Lewellen is also working with ARS plant pathologist John J. Weiland from Fargo, North Dakota, and others at Salinas to find marker genes for natural resistance to powdery mildew. When uncontrolled, this fungal opponent can reduce yields by up to 30 percent. Somewhat like molecular signposts, markers may indicate the presence of genes that confer valuable traits—in this case, disease resistance.

Finding those genes, says Weiland, will speed development of sugar beets that can shrug off attack by their worst enemies. In fact, molecular biologists could rebuild these naturally occurring genes, then slip them back into plants to "bulletproof" tomorrow's sugar beets. The work should help reduce growers' reliance on fungicides and other farm chemicals.
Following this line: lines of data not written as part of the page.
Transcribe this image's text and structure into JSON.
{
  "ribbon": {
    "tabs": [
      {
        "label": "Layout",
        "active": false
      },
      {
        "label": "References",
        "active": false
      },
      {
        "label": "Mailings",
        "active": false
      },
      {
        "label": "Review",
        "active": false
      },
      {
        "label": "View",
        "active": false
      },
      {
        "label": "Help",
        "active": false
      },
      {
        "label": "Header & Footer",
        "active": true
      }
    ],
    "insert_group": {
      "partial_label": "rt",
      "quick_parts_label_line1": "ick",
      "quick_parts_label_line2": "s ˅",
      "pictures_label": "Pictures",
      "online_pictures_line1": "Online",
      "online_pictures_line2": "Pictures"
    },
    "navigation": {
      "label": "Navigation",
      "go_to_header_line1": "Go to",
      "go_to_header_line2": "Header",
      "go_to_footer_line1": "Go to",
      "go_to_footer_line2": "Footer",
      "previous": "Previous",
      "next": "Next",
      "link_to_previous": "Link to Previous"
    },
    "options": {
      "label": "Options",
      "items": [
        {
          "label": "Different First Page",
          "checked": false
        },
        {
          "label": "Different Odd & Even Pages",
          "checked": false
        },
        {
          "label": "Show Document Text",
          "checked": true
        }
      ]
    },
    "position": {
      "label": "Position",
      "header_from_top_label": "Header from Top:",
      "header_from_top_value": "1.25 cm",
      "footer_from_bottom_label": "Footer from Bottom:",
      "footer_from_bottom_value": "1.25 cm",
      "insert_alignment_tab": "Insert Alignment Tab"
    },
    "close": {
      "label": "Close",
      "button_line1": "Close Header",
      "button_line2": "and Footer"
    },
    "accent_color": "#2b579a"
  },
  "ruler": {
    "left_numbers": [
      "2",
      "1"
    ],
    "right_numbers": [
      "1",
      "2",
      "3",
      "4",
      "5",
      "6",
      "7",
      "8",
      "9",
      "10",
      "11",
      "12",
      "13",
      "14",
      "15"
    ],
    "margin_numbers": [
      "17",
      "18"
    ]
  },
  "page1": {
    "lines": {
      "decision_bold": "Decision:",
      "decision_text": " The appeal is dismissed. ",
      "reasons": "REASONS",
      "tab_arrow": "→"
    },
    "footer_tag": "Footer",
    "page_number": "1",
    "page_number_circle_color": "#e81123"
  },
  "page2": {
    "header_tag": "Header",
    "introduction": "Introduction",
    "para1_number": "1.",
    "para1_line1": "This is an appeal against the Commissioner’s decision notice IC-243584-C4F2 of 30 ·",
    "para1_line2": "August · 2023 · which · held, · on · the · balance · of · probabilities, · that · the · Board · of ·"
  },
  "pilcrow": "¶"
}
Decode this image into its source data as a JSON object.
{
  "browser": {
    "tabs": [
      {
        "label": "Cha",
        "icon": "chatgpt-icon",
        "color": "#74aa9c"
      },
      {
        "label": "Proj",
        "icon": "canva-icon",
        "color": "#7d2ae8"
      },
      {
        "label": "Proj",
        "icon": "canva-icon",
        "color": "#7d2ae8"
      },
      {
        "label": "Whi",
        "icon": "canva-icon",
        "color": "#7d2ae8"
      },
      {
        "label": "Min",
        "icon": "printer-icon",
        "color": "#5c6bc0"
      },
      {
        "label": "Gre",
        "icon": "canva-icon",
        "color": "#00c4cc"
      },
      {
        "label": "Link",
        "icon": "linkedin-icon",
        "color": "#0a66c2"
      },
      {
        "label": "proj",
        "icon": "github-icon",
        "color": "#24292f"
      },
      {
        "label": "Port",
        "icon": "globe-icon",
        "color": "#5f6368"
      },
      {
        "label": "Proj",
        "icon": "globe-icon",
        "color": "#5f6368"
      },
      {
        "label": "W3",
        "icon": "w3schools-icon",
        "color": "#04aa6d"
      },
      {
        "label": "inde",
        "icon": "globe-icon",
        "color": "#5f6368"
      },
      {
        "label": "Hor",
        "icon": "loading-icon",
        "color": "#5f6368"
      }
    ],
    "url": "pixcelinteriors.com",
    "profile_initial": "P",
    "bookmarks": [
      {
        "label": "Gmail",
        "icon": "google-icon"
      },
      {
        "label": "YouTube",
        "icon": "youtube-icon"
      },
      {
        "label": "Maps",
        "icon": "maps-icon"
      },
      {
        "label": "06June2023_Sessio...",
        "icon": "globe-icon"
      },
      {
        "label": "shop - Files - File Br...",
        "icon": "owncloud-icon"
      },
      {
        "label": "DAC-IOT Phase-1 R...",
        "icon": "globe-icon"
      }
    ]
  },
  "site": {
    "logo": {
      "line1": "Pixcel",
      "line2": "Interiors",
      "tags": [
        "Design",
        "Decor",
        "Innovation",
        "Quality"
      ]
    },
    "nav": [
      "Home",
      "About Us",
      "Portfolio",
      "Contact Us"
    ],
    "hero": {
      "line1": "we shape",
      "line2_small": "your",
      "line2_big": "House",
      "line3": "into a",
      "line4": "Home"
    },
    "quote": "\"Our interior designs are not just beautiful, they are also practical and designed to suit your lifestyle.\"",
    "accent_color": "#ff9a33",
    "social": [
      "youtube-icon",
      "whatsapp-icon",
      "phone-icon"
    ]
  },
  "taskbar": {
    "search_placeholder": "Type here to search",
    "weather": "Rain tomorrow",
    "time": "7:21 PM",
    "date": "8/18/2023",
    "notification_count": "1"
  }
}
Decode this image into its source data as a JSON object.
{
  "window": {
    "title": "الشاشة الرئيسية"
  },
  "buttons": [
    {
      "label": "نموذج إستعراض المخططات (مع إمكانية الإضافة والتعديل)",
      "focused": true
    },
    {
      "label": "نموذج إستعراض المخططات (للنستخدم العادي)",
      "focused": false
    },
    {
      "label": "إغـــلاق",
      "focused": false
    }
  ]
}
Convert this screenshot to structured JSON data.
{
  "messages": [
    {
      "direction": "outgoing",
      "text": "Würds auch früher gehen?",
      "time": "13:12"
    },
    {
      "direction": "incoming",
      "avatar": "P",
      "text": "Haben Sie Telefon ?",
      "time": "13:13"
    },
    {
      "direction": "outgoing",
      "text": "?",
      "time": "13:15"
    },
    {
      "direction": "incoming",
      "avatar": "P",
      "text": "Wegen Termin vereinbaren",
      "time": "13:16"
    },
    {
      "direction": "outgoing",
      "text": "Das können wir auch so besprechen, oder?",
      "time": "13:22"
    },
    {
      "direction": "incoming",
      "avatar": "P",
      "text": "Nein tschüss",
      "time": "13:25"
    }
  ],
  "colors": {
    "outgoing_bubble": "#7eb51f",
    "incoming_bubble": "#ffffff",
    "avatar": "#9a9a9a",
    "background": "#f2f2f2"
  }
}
Foiling Fungal Foes at Fort Collins

Meanwhile, scientists in the ARS Sugar Beet Research Unit at Fort Collins, Colorado, have produced dozens of breeding lines with varying levels of resistance to three other serious diseases: curly top virus, spread by insects known as leafhoppers; Rhizoctonia root rot, a soilborne fungal disease; and Cercospora leaf spot, another fungus.

"We've made a good deal of progress," says ARS geneticist Leonard W. Panella. "We have lines that look good in a severe, artificially induced field epidemic. They're not fully immune, of course, but they're highly tolerant."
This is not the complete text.